Once the flare subsides, the pain-relieving effects generally peak within the first few weeks. The critical question is what happens after that. At six-month and twelve-month follow-ups, cortisone injections consistently show no advantage over physical therapy alone. The pain relief fades, and without rehab or other treatment addressing the underlying cause, symptoms often return. This is why many clinicians view cortisone as a bridge, not a cure. It reduces pain long enough for you to participate in rehab, strengthen the surrounding muscles, and modify the activity that caused the problem.

Risks Worth Knowing About

The most serious concern is tendon weakening. In a cohort study of patients who received steroid injections for shoulder problems, 9.8% went on to develop a rotator cuff tear, compared to just 1.2% of patients who didn’t receive injections. That’s a meaningful difference, and it’s why repeated injections at the same site raise red flags.

The Achilles tendon carries its own specific risk. Because it bears your full body weight with every step, even a small amount of structural weakening can have serious consequences. Mayo Clinic physicians cite roughly a 2% risk of tendon rupture following a cortisone injection near the Achilles and recommend exploring other options if a first injection doesn’t help.

Other potential side effects include:

  • Local tissue thinning: the skin and fat near the injection site can become noticeably thinner or lighter in color
  • Post-injection flare: that temporary worsening of pain mentioned above, affecting roughly one in three patients
  • Temporary blood sugar elevation: relevant if you have diabetes, as cortisone can raise glucose levels for several days

How Many Injections You Can Get

Clinical guidelines published in the BMJ recommend a maximum of three cortisone injections at any single tendon site. Injections should be spaced at least six weeks apart. If two injections don’t provide at least four weeks of relief each, repeating the injection isn’t recommended, because at that point, the risks of tendon damage outweigh the diminishing benefits.

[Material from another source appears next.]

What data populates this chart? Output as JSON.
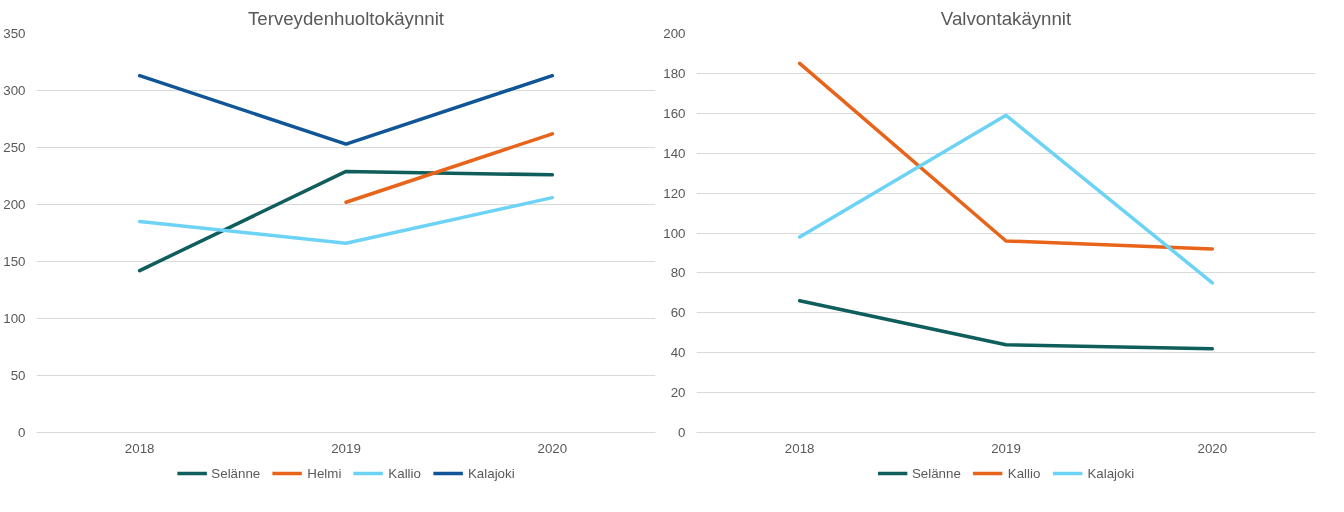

The American Society of Regional Anesthesia and Pain Medicine published updated guidelines in 2025 noting that clinicians have historically used higher doses than what’s actually needed for effective relief. Lower doses appear to work just as well while reducing exposure to the drug’s negative effects on tissue.

Where Cortisone Fits in Treatment

Cortisone injections aren’t a first-line treatment for tendonitis. They make the most sense after you’ve tried conservative approaches, including rest, activity modification, icing, and physical therapy, for several weeks without adequate improvement. They also make sense when pain is severe enough to prevent you from doing the rehab exercises that would help you recover.

The strongest evidence supports using cortisone alongside physical therapy rather than instead of it. The injection controls pain in the short term while structured exercises rebuild tendon strength and correct the movement patterns that led to the injury. On its own, cortisone provides temporary relief but doesn’t change the long-term outcome compared to doing nothing beyond basic rest.

For weight-bearing tendons like the Achilles or patellar tendon, many clinicians are more cautious and may recommend alternatives like eccentric loading exercises, shockwave therapy, or platelet-rich plasma injections before considering cortisone. The risk-benefit calculation shifts when a weakened tendon could rupture under normal daily stress.